Step 4: Let the dough prove, covered, for about 60 minutes in a warm and humid place until the size doubled. Note that at the initial stage the dough can be sticky but after enough kneading, the dough will be smooth and stretchy.
Step 5: Using vegetable oil or spray, grease a 15 x 25cm nonstick pan.
Step 6: Deflate the dough gently. Into 15 equal portions, about 44 grams each divide the dough., then shape each into smooth balls. Let the balls rest for at least 10 minutes at room temperature.
Step 7: Roll each portion into long flat shapes using a lightly floured rolling pin on a lightly floured nonstick surface. Towards the middle, fold the top and bottom one-third of each rolled portion. To roll the unfolded sides outwards to form a long flat shape again, use a rolling pin, then fold the top and bottom one-third towards the middle again. This way, you’ll get a nice square dough.

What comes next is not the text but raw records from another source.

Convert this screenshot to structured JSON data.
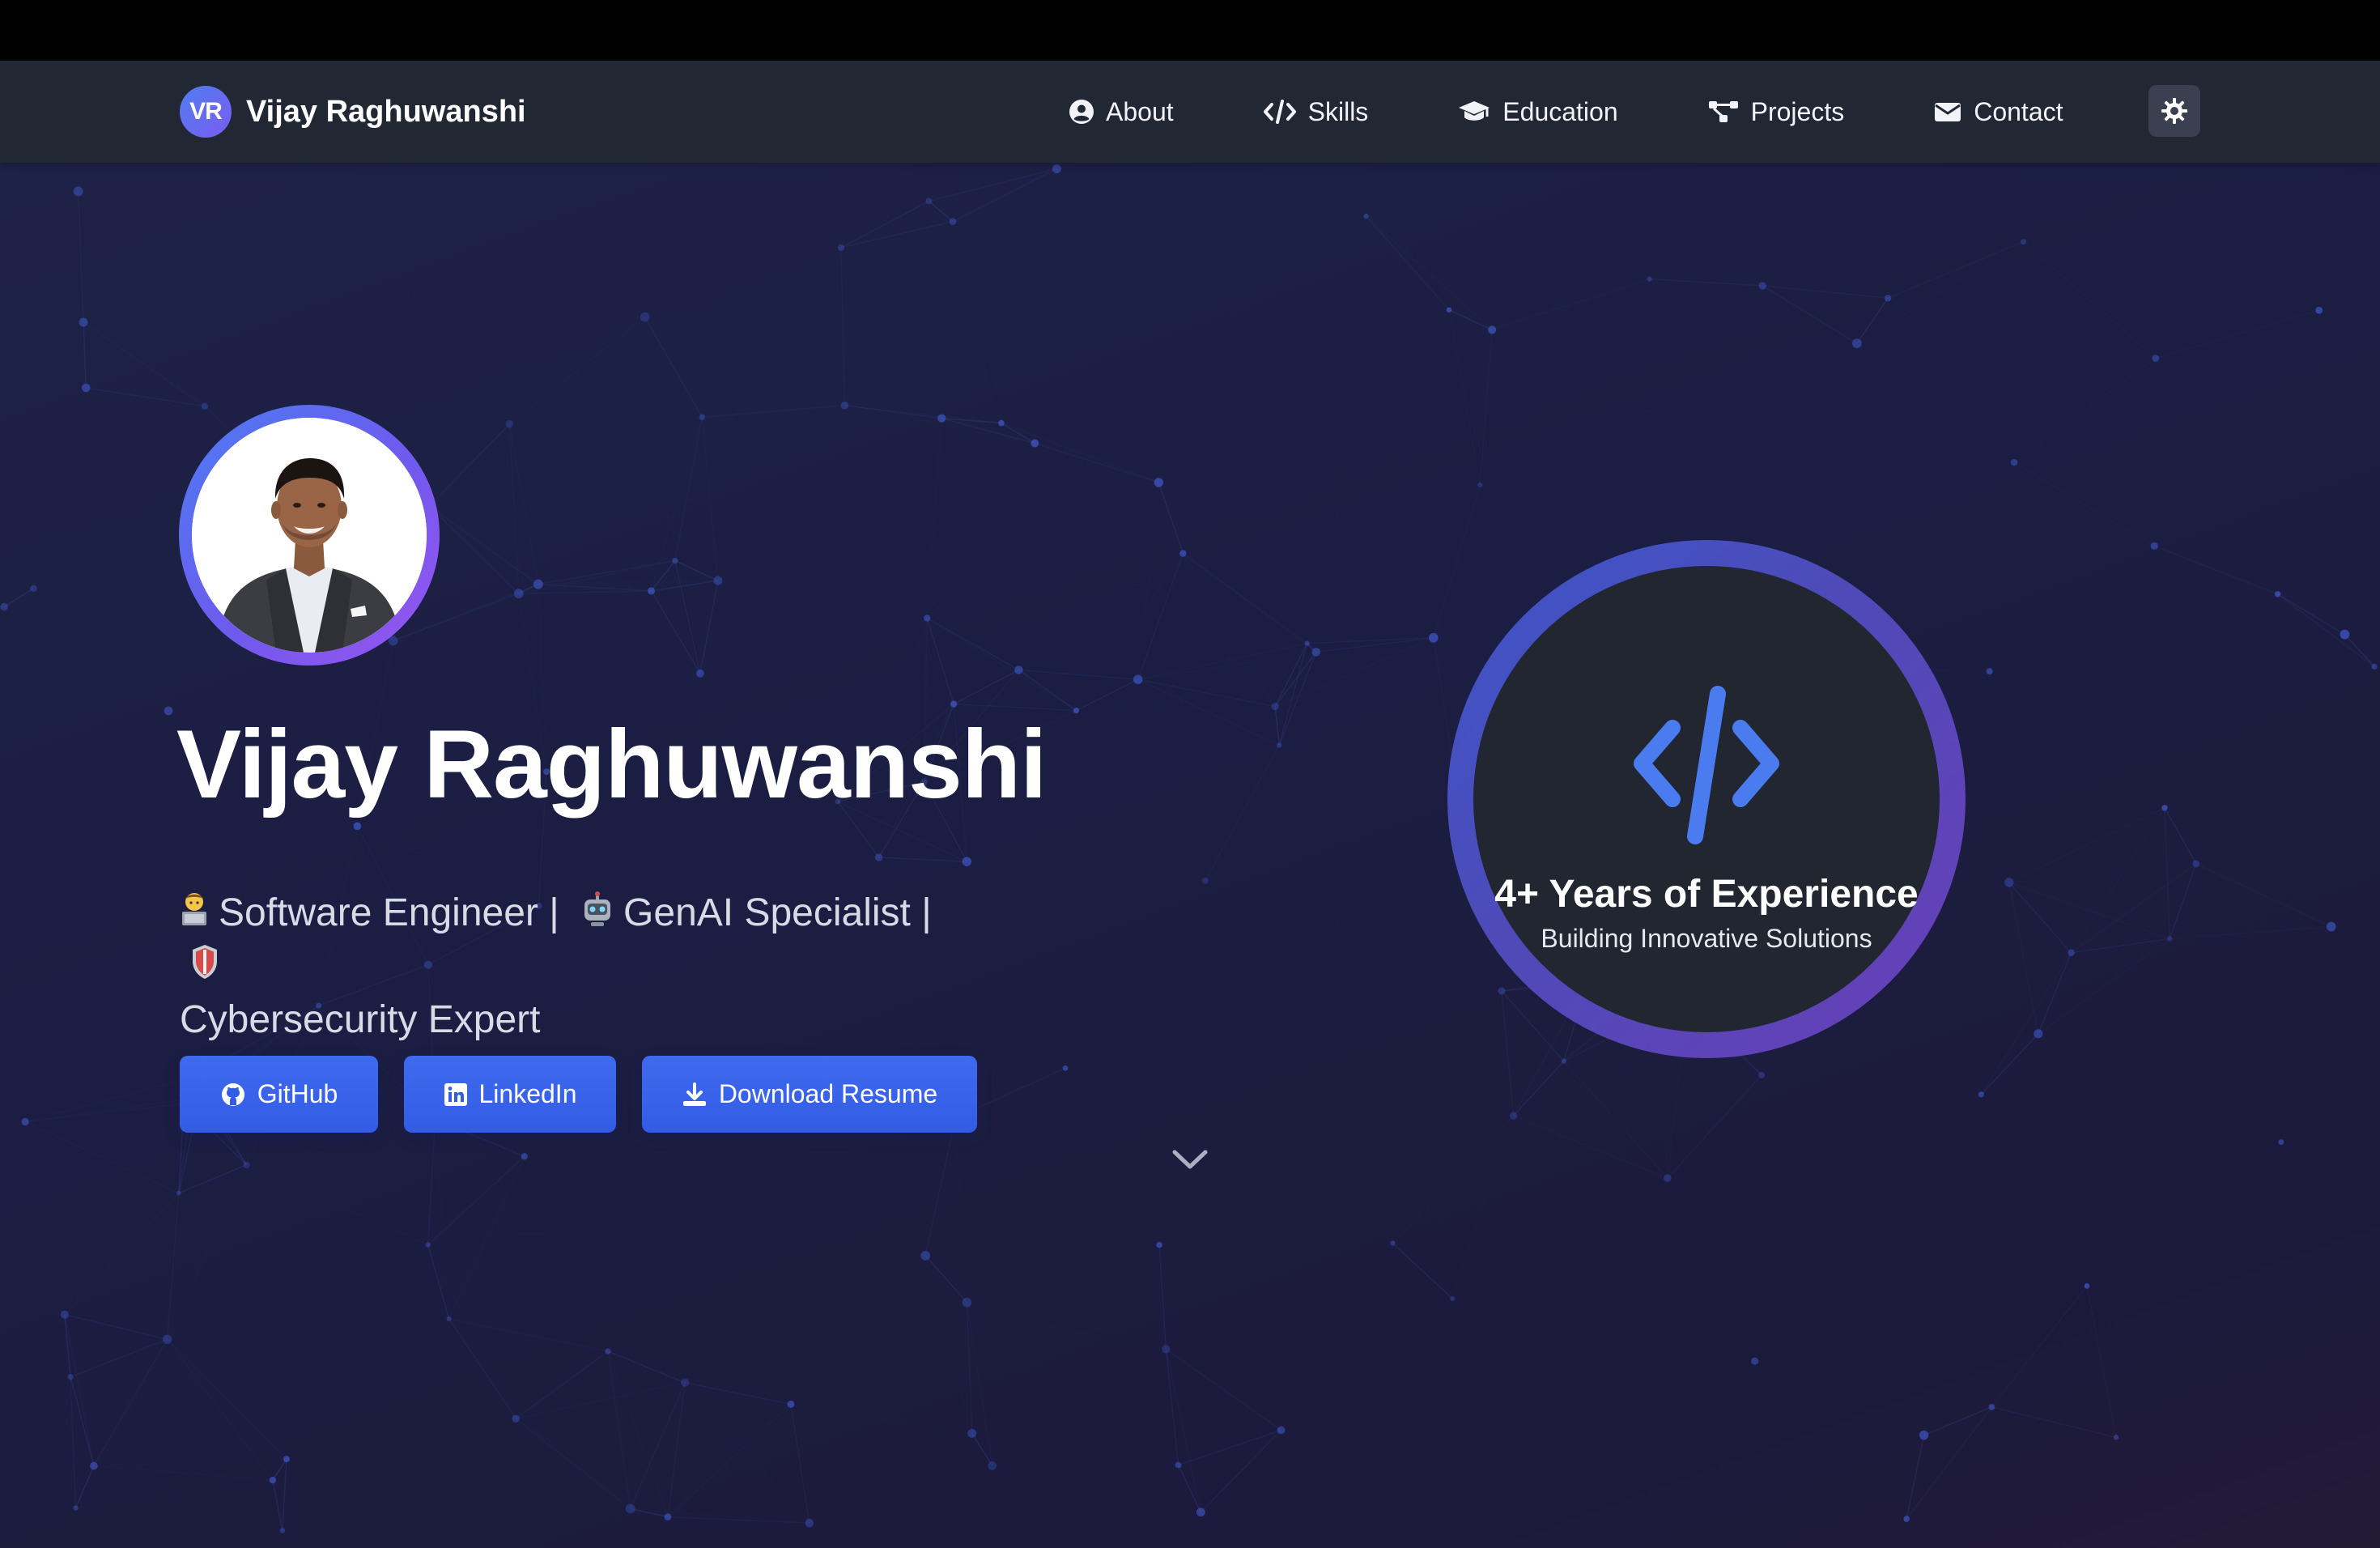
{
  "brand": {
    "logo_text": "VR",
    "name": "Vijay Raghuwanshi"
  },
  "nav": {
    "items": [
      {
        "label": "About",
        "icon": "user-circle-icon"
      },
      {
        "label": "Skills",
        "icon": "code-icon"
      },
      {
        "label": "Education",
        "icon": "graduation-cap-icon"
      },
      {
        "label": "Projects",
        "icon": "project-diagram-icon"
      },
      {
        "label": "Contact",
        "icon": "envelope-icon"
      }
    ],
    "theme_toggle_icon": "sun-gear-icon"
  },
  "hero": {
    "name": "Vijay Raghuwanshi",
    "roles": [
      {
        "emoji": "👨‍💻",
        "text": "Software Engineer |"
      },
      {
        "emoji": "🤖",
        "text": "GenAI Specialist |"
      },
      {
        "emoji": "🛡️",
        "text": "Cybersecurity Expert"
      }
    ],
    "buttons": [
      {
        "label": "GitHub",
        "icon": "github-icon"
      },
      {
        "label": "LinkedIn",
        "icon": "linkedin-icon"
      },
      {
        "label": "Download Resume",
        "icon": "download-icon"
      }
    ],
    "scroll_icon": "chevron-down-icon"
  },
  "experience": {
    "icon": "code-icon",
    "title": "4+ Years of Experience",
    "subtitle": "Building Innovative Solutions"
  },
  "colors": {
    "accent": "#3f6aee",
    "navbar": "#222734",
    "background": "#1e2246",
    "ring_gradient": [
      "#3c56c9",
      "#6a3fb8"
    ]
  }
}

Step 8: Roll again into a 15 cm long flat shape using a rolling pin, then slightly roll some more to make a 15 cm wider rectangle. Fold the long-sided top and the bottom one-third towards the middle to make a 15cm long neat strip. Do the same steps with the rest of the 14 potions of dough.

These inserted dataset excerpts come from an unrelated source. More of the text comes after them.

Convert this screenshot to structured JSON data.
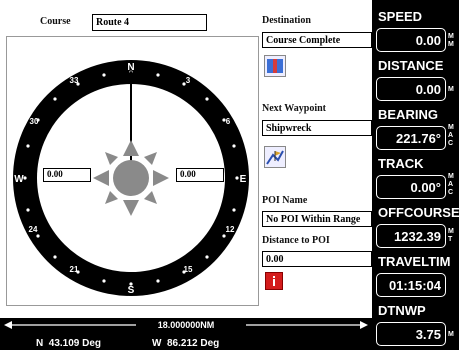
{
  "course": {
    "label": "Course",
    "value": "Route 4"
  },
  "destination": {
    "label": "Destination",
    "value": "Course Complete"
  },
  "next_waypoint": {
    "label": "Next Waypoint",
    "value": "Shipwreck"
  },
  "poi": {
    "name_label": "POI Name",
    "name_value": "No POI Within Range",
    "distance_label": "Distance to POI",
    "distance_value": "0.00"
  },
  "compass": {
    "west_value": "0.00",
    "east_value": "0.00",
    "cardinals": {
      "n": "N",
      "s": "S",
      "e": "E",
      "w": "W"
    },
    "degrees": {
      "d3": "3",
      "d6": "6",
      "d12": "12",
      "d15": "15",
      "d21": "21",
      "d24": "24",
      "d30": "30",
      "d33": "33"
    }
  },
  "scale": {
    "value": "18.000000NM"
  },
  "coords": {
    "lat": "N  43.109 Deg",
    "lon": "W  86.212 Deg"
  },
  "stats": {
    "speed": {
      "label": "SPEED",
      "value": "0.00",
      "unit": "M M"
    },
    "distance": {
      "label": "DISTANCE",
      "value": "0.00",
      "unit": "M"
    },
    "bearing": {
      "label": "BEARING",
      "value": "221.76°",
      "unit": "M A C"
    },
    "track": {
      "label": "TRACK",
      "value": "0.00°",
      "unit": "M A C"
    },
    "offcourse": {
      "label": "OFFCOURSE",
      "value": "1232.39",
      "unit": "M T"
    },
    "traveltime": {
      "label": "TRAVELTIM",
      "value": "01:15:04",
      "unit": ""
    },
    "dtnwp": {
      "label": "DTNWP",
      "value": "3.75",
      "unit": "M"
    }
  }
}
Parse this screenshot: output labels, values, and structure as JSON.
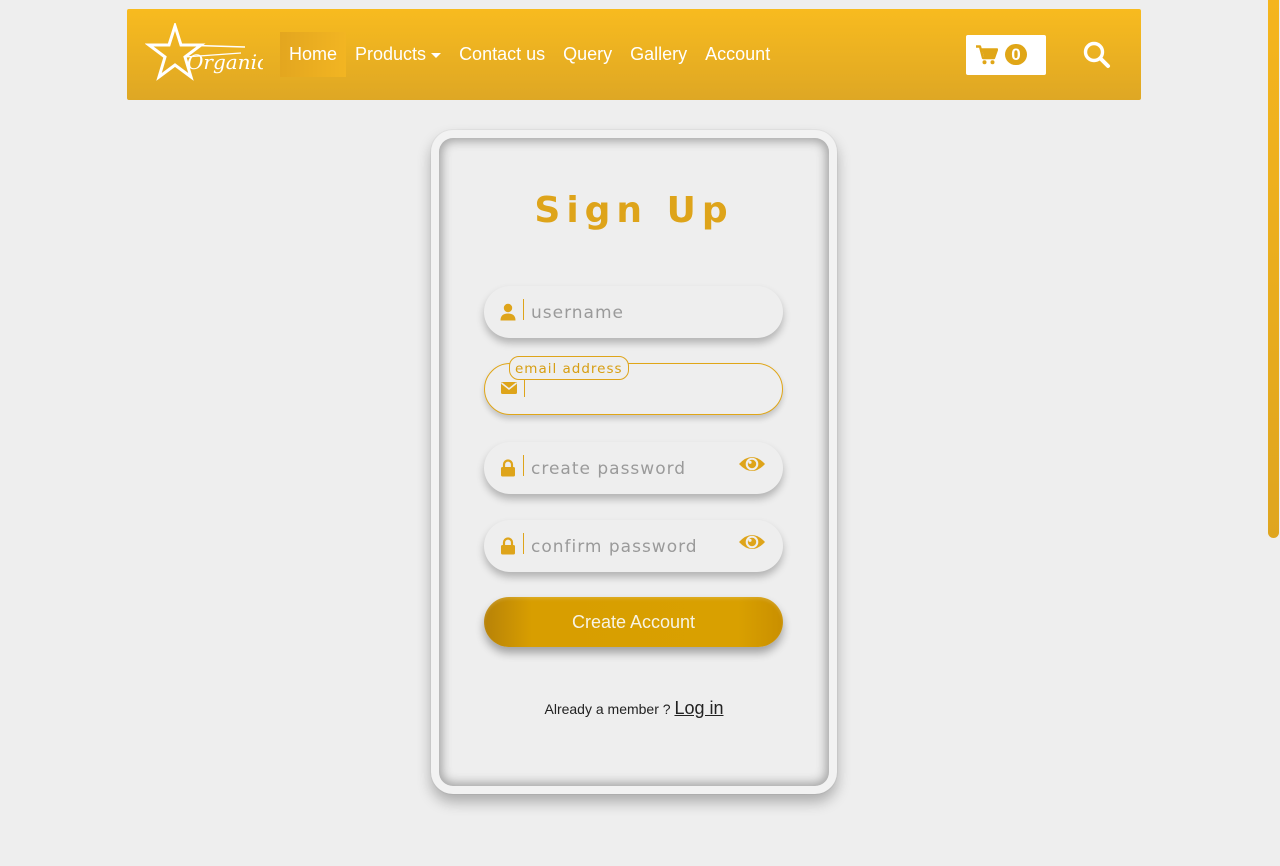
{
  "brand": {
    "logo_text": "Organic"
  },
  "nav": {
    "items": [
      {
        "label": "Home",
        "active": true
      },
      {
        "label": "Products",
        "dropdown": true
      },
      {
        "label": "Contact us"
      },
      {
        "label": "Query"
      },
      {
        "label": "Gallery"
      },
      {
        "label": "Account"
      }
    ],
    "cart_count": "0",
    "cart_icon": "cart-icon",
    "search_icon": "search-icon"
  },
  "form": {
    "title": "Sign Up",
    "username": {
      "placeholder": "username",
      "value": "",
      "icon": "user-icon"
    },
    "email": {
      "label": "email address",
      "value": "",
      "icon": "envelope-icon"
    },
    "password": {
      "placeholder": "create password",
      "value": "",
      "icon": "lock-icon",
      "toggle_icon": "eye-icon"
    },
    "confirm_password": {
      "placeholder": "confirm password",
      "value": "",
      "icon": "lock-icon",
      "toggle_icon": "eye-icon"
    },
    "submit_label": "Create Account",
    "member_text": "Already a member ?",
    "login_link": "Log in"
  },
  "colors": {
    "accent": "#dea41a",
    "navbar_top": "#f8bb1f",
    "navbar_bottom": "#dea724",
    "background": "#eeeeee"
  }
}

Step 9: On the shorter side of the pan, align and arrange the skinny length of the rolled dough side by side, seam-side down. Let the dough prove for 60 minutes more in a warm and humid place until the size doubled.
Step 10: To make the egg wash, mix the egg yolk and milk. Brush the bread dough with it and place in a preheated 180 degrees C or 350 degrees F oven. Bake for about 20 minutes until the pieces of bread are completely baked and golden. At the last 5 to 10 minutes of baking, tent the bread loosely using foil if the top of the bread browns too quickly and continue to bake.
Step 11: Immediately remove the pieces of bread from the pan and onto a wire rack. Before serving, allow the bread to cool completely.
Step 12: In a plastic wrap, tightly wrap the bread and store it at room temperature for up to 2 to 3 days or 2 to 3 months in the freezer in serving portions.